Selasa, 28 Februari 2012

Pentas Teater Amoeba di Bandung Lanjutan FTJ 2012




Sebagai hadiah pemenang juara pertama atau terbaik dalam Festival Teater Jakarta (FTJ) 2011, Teater Amoeba berhak atas pentas ulang dan tempatnya, terserah maunya Teater Amoeba. Untuk kali kedua, Teater Amoeba memilih gedung Sunan Ambu, Bandung pada pentas kali ini. Pentas dalam lakon Tikus dan Manusia karya John Steinbeck dan terjemahan Pramoedya Anantoe akan, terjadi pada Rabu (29/2) malam, pukul 20.00.

Lakon yang disadur sekaligus disutradarai oleh Join Bayu Winanda ini, berkisah tentang George dan Lenny adalah dua orang sahabat sejak masih kanak-kanak, mereka terpaksa meninggalkan rumah karena terhimpit oleh kemiskinan. Untuk bertahan hidup mereka harus mencari kerja dari satu pabrik ke pabrik yang lain. Lenny yang berperawakan besar mirip raksasa ini memliki keterbelakangan mental dan kebiasaan aneh sejak kecil mengelus-elus binatang selain itu Lenny juga senang akan dongeng. Tingkahnya yang aneh sering membuat George jengkel. Tapi Lenny tetap saja tidak mengerti perasaan itu.

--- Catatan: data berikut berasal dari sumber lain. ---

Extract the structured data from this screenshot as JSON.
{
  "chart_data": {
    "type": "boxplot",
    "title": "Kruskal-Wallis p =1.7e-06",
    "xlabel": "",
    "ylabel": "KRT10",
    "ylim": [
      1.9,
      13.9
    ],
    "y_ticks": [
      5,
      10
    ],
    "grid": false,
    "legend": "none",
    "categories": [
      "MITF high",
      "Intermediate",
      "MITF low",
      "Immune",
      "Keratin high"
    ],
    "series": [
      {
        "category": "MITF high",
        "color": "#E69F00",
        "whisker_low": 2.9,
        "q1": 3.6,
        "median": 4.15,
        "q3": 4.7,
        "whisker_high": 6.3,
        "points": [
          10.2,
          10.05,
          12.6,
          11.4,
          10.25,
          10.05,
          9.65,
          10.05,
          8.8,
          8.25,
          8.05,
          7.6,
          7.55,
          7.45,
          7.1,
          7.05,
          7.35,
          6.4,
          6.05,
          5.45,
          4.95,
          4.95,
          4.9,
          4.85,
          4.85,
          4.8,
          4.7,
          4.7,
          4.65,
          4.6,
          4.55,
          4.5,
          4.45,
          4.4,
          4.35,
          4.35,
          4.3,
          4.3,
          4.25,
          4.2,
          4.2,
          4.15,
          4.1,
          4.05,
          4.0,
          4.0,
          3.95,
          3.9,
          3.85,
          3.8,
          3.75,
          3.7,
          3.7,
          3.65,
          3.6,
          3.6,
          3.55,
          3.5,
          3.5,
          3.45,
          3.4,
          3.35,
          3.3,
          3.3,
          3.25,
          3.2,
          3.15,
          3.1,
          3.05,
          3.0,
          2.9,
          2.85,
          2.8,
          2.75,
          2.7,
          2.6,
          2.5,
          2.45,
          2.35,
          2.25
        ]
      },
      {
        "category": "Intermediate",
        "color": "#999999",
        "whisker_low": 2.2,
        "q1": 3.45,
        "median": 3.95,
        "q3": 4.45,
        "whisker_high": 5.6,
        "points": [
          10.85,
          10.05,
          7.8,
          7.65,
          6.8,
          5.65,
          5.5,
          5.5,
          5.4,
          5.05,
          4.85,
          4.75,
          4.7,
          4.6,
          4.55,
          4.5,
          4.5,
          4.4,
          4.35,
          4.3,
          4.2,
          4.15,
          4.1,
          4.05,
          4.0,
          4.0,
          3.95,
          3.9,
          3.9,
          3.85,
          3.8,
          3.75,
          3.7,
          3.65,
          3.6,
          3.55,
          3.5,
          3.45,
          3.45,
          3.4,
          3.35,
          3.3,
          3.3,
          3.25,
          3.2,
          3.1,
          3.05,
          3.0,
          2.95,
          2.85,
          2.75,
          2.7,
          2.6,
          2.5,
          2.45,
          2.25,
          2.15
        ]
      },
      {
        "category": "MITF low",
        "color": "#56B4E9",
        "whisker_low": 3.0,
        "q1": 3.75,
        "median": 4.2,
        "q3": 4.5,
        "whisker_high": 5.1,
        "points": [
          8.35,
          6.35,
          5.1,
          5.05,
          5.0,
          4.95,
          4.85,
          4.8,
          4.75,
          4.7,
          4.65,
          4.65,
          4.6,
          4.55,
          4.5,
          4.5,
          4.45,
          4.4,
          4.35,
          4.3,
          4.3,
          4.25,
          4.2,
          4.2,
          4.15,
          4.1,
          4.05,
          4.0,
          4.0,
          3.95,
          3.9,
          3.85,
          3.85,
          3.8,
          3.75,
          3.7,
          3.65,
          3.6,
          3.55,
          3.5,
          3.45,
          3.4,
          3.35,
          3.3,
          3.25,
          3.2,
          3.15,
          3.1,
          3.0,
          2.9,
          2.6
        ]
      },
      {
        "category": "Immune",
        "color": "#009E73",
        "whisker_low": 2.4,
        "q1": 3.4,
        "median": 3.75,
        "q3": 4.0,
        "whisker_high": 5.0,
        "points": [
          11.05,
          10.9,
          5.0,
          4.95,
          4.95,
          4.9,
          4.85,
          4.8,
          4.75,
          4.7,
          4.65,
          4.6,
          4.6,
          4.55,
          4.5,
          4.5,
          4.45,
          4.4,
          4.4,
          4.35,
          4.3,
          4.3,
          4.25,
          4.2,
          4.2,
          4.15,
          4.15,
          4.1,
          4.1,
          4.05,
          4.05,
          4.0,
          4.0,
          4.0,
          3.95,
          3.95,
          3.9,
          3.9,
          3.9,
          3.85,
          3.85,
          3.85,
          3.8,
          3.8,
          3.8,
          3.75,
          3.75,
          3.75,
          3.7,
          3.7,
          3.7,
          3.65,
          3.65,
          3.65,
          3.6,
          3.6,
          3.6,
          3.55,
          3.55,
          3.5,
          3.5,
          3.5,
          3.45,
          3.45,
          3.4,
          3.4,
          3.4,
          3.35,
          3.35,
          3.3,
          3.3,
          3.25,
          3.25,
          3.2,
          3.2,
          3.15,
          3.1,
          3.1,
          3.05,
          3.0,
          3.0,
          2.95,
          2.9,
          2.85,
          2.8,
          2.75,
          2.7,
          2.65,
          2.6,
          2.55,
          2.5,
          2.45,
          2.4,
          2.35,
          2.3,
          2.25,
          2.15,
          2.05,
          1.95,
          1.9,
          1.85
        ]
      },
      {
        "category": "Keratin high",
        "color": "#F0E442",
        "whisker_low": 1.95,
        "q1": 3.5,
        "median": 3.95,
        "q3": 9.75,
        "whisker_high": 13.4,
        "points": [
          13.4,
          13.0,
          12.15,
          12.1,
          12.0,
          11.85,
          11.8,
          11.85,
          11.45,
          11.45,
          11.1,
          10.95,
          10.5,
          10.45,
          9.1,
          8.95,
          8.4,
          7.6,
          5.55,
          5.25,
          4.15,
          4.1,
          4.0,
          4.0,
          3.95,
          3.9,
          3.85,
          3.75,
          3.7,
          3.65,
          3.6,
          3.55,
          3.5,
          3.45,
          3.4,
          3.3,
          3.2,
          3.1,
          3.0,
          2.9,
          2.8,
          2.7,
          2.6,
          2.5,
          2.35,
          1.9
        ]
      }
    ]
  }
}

Bekerjalah George dan Lenny di sebuah pabrik dengan harapan bisa menumpulkan uang untuk membeli pondok. Pondok yang selalu George dongengkan untuk Lenny. Rupanya dongeng itu mejadi cita-cita bagi Lenny.

Lusiana, istri Curley si anak Boss, sering menggoda para pekerja, sedangkan Curley sendiri begitu sombong ia selalu mengajak berkelahi dengan para pekerja, keadaan ini membuat George cemas akan Lenny. Hingga suatu hari ketika pabrik sedang libur dan semua pekerja sedang berada di tempat pelacuran, datanglah sumber bencana yang tidak diharapkan George itu, Lenny tanpa sengaja mencekik lehir Lusianan dengan syalnya hingga tewas……Lenny dengan keadaan payah melarikan diri dan hanya George yang tahu kemana Lenny pergi. Berhasilkah cita-cita Lenny untuk memiliki pondok diatas bukit dengan kincir angin itu?
Menurut Join, kisah Mice and Man adalah masa-masa sulit di zaman Agraris Amerika selatan dimana orang-orang terpaksa bekerja menjadi buruh pertanian di hamparan luas ladang gandum (ranch) dengan upah sangat minim. Kekuasaan para pemilik tanah yang kejam dan semena-mena kepada para buruh ini membuat keadaan semakin serba sulit untuk bertahan hidup. Mereka mendapat gaji hanya untuk menutupi hutang-hutang para tengkulak dan renternir. Bahakan ada juga yg menyerahkan anak gadisnya sebagai pelunasan hutang-hutang untuk dijadikan istri atau selir-selir para renternir dan pemilik tanah. Dalam keadaan masa sulit perekonomian itu dua orang buruh imigran dari utara George Milton dan Lenny Small justru memiliki sebuah cita-cita, ia menjual tenaganya kesana-kemari pada boss-boss pemilik tanah dengan harapan gaji mereka dapat membeli sebuah pondok di atas perbukitan dengan ladang sawah dan kandang binatang peliharaan. Sungguh sebuah cita-cita dalam paradoks untuk mewujudkannya.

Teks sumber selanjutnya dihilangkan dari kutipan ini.